The AEP Foundation has provided nearly $4 million in emergency funds to support basic human needs – food, shelter and housing assistance – and other COVID-19 related emergencies across the AEP system.
Louisiana Tech ranks as a top U.S. university for cyber security
Louisiana Tech University has been ranked among the most affordable U.S. universities to offer degree options in cyber security.
The university was ranked number 36 in Cyber Degrees EDU’s “Top 55 Most Affordable Cyber Security Schools and Colleges in the U.S.” for its computer science and cyber engineering degrees.
The Cyber Security concentration of the Louisiana Tech Computer Science program provides graduates with hands-on experience in cyber security, networking, and artificial intelligence. Students in the Cyber Engineering program build expertise in computer forensics, cryptography, cyber security, and vulnerability assessment.

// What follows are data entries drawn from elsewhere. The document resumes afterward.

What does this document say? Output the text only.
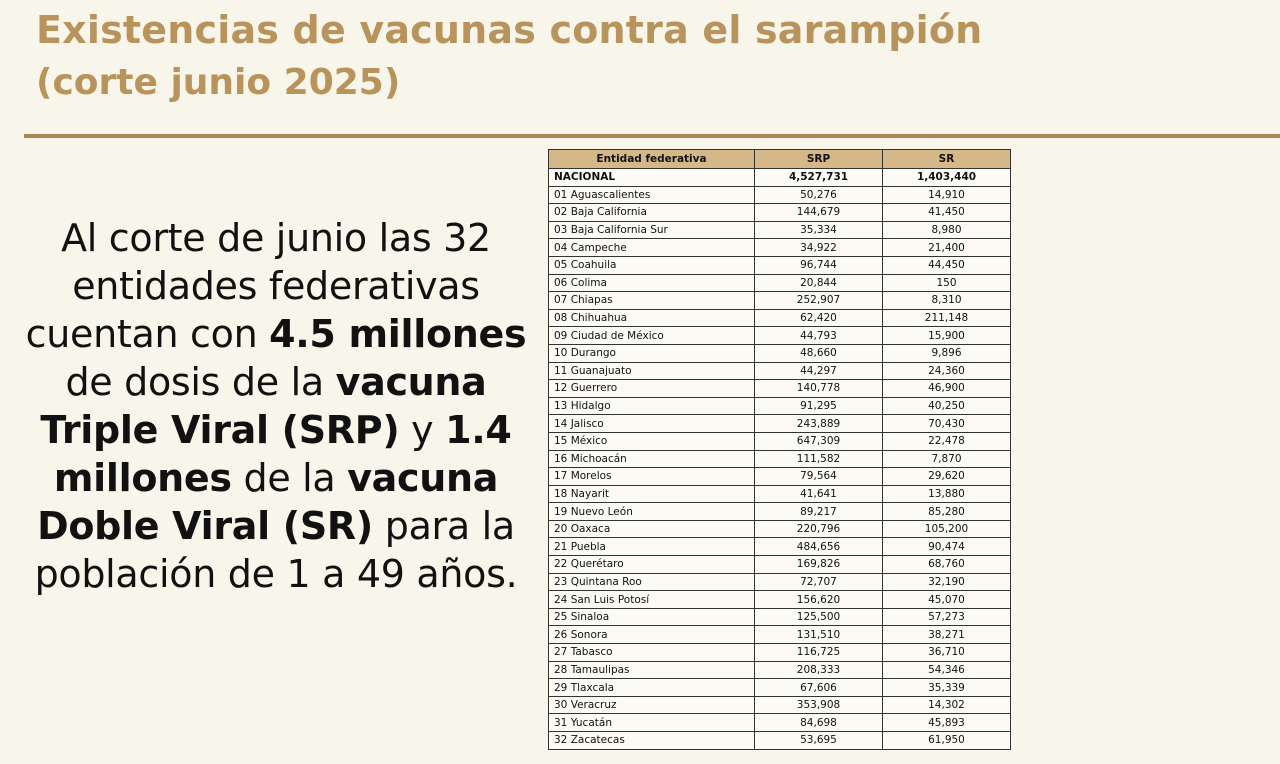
Existencias de vacunas contra el sarampión
(corte junio 2025)
Al corte de junio las 32 entidades federativas cuentan con 4.5 millones de dosis de la vacuna Triple Viral (SRP) y 1.4 millones de la vacuna Doble Viral (SR) para la población de 1 a 49 años.
Entidad federativa	SRP	SR
NACIONAL	4,527,731	1,403,440
01 Aguascalientes	50,276	14,910
02 Baja California	144,679	41,450
03 Baja California Sur	35,334	8,980
04 Campeche	34,922	21,400
05 Coahuila	96,744	44,450
06 Colima	20,844	150
07 Chiapas	252,907	8,310
08 Chihuahua	62,420	211,148
09 Ciudad de México	44,793	15,900
10 Durango	48,660	9,896
11 Guanajuato	44,297	24,360
12 Guerrero	140,778	46,900
13 Hidalgo	91,295	40,250
14 Jalisco	243,889	70,430
15 México	647,309	22,478
16 Michoacán	111,582	7,870
17 Morelos	79,564	29,620
18 Nayarit	41,641	13,880
19 Nuevo León	89,217	85,280
20 Oaxaca	220,796	105,200
21 Puebla	484,656	90,474
22 Querétaro	169,826	68,760
23 Quintana Roo	72,707	32,190
24 San Luis Potosí	156,620	45,070
25 Sinaloa	125,500	57,273
26 Sonora	131,510	38,271
27 Tabasco	116,725	36,710
28 Tamaulipas	208,333	54,346
29 Tlaxcala	67,606	35,339
30 Veracruz	353,908	14,302
31 Yucatán	84,698	45,893
32 Zacatecas	53,695	61,950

Students who excel in either program may be eligible for the CyberCorps: Scholarship for Service program, which provides scholarships and internship opportunities in exchange for a commitment to work in a cyber security field for the U.S. government after graduation.
“It’s always encouraging when Louisiana Tech and its programs get national recognition,” Dr. Ankunda Kiremire, program chair and lecturer of computer science, said. “It confirms the faculty’s hard work, as well as the students’ brilliance and diligence.”
Cyber Degrees EDU evaluated tuition, number of applicants, percent of admitted applicants, enrollment, retention and graduation rates, student-to-faculty ratio, average graduate salary, and 10-year return on investment of universities throughout the country to select universities and programs to rank.